The Swift boat group's latest burst of activity and funding was dismissed Monday by Kerry aides, who have long complained of collusion between the Bush campaign and the anti-Kerry veterans. Democrats have bridled all summer over the Swift boat group's questioning of Kerry's medals and battle accounts. The charges were heavily covered in the media but remain unsubstantiated by military records and key eyewitnesses.
"Given the national laughingstock this discredited group is, you would have thought that the Bush-Rove money men would have invested in something more reliable and useful, like snake oil," said Kerry campaign spokesman Michael Meehan.
Calls to a Bush campaign spokesman were not returned. Neither of the Texas business executives could be reached for comment. A Simmons spokeswoman said the two men were "business friends."
With holdings that include chemicals and sugar, Simmons' net worth is reportedly $1 billion, according to Forbes magazine's annual survey of financial wealth. Pickens is close behind at $750 million.
Simmons' Waste Control Specialists firm won permission this year from the Texas Health Department in its efforts to dispose of low-level nuclear waste in West Texas. Environmentalists are fighting the decision.
In 1993, he paid a penalty of $19,800 to the Federal Election Commission for exceeding the $25,000 annual contribution limit in 1988 federal elections by nearly $45,000. The fine was paid after a conciliation agreement with the FEC.
With their support of Swift Boat Veterans for Truth, Simmons and Pickens join a growing list of multimillion-dollar donors to the 527 groups in this election.

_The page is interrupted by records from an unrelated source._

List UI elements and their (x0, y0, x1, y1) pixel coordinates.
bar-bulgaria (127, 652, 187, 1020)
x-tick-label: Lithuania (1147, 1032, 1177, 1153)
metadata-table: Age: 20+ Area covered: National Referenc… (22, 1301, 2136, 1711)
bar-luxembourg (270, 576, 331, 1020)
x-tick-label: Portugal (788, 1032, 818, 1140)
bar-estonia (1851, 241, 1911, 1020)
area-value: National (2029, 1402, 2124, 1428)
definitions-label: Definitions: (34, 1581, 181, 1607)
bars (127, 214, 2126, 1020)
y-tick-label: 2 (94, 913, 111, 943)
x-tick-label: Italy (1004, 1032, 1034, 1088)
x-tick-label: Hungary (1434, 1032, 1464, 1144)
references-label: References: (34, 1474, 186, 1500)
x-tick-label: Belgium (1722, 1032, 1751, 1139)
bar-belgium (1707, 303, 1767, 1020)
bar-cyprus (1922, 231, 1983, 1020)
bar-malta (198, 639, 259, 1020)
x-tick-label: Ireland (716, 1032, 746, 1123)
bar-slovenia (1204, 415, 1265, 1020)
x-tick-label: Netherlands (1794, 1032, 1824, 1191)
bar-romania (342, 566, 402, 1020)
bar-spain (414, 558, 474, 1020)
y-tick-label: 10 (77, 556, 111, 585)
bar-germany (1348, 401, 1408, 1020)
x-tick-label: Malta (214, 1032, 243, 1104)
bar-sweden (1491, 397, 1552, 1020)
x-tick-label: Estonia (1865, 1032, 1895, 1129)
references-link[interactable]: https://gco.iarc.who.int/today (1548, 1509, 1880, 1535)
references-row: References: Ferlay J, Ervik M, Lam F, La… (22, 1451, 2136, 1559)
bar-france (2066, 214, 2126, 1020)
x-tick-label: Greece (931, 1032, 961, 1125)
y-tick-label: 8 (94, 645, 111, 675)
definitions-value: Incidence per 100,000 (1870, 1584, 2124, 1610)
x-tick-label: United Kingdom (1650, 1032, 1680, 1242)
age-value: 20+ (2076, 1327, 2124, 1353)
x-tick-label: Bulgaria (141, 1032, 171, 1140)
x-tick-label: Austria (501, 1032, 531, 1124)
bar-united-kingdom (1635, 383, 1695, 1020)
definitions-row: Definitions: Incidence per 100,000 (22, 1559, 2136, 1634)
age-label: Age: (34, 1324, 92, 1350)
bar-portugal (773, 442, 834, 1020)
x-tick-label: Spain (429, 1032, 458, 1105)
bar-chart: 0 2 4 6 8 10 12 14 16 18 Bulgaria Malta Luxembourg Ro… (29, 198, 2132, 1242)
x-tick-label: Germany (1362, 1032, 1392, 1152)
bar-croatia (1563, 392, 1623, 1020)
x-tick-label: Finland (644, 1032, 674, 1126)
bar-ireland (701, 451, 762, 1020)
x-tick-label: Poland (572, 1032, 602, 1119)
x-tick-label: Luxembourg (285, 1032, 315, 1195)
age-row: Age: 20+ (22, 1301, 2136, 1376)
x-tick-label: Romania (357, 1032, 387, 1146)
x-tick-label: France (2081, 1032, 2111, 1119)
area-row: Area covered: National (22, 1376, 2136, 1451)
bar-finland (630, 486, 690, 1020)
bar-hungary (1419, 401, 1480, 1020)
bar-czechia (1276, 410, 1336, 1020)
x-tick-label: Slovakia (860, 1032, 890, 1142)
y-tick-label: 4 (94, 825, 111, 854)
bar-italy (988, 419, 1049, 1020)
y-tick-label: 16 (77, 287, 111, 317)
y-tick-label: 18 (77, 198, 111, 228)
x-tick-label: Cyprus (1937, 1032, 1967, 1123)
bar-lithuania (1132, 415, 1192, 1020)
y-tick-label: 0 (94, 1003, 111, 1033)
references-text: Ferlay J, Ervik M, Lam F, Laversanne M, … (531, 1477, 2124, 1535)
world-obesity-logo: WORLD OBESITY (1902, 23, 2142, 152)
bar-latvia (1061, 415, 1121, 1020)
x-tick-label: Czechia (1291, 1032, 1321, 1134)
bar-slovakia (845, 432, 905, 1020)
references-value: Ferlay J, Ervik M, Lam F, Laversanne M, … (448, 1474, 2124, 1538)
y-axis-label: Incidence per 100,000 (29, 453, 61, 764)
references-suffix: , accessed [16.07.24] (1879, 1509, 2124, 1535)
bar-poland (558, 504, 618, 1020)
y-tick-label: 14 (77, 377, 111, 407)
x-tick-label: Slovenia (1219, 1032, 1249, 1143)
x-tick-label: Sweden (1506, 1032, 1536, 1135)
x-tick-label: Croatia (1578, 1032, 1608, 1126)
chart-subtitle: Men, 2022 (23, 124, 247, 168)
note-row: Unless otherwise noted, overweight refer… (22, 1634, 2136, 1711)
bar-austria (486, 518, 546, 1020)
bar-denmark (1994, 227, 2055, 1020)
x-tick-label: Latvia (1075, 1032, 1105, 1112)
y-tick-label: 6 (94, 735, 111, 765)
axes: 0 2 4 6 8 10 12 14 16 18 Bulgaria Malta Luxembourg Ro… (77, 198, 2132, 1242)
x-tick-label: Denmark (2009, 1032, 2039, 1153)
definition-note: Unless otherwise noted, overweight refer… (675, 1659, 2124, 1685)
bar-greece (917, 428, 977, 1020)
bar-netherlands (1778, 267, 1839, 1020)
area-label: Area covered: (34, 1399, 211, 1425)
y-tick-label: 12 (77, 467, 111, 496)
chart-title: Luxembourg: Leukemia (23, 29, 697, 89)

Unlike political parties, 527 groups — named for a section of the Internal Revenue Service code covering political organizations — are governed by the tax code and can accept unlimited contributions from individuals, corporations and unions.
"This would be a convenient way for Harold Simmons to score some points for George Bush without being directly connected to the campaign," said Andrew Wheat, research director for Texans for Public Justice, a nonprofit policy and research group based in Austin.
Republicans at first filed complaints with the FEC alleging that liberal 527 groups were violating the campaign finance reform law.
But after the FEC ruled in May that it would not reign in the 527s this year, Republicans began forming their own groups. Chief among them were the Swift boat group, which has raised more than $8.7 million from wealthy donors in Texas and 65,000 small contributors, and Progress for America Voter Fund, which shares some of the same donors and has raised $30.7 million since June.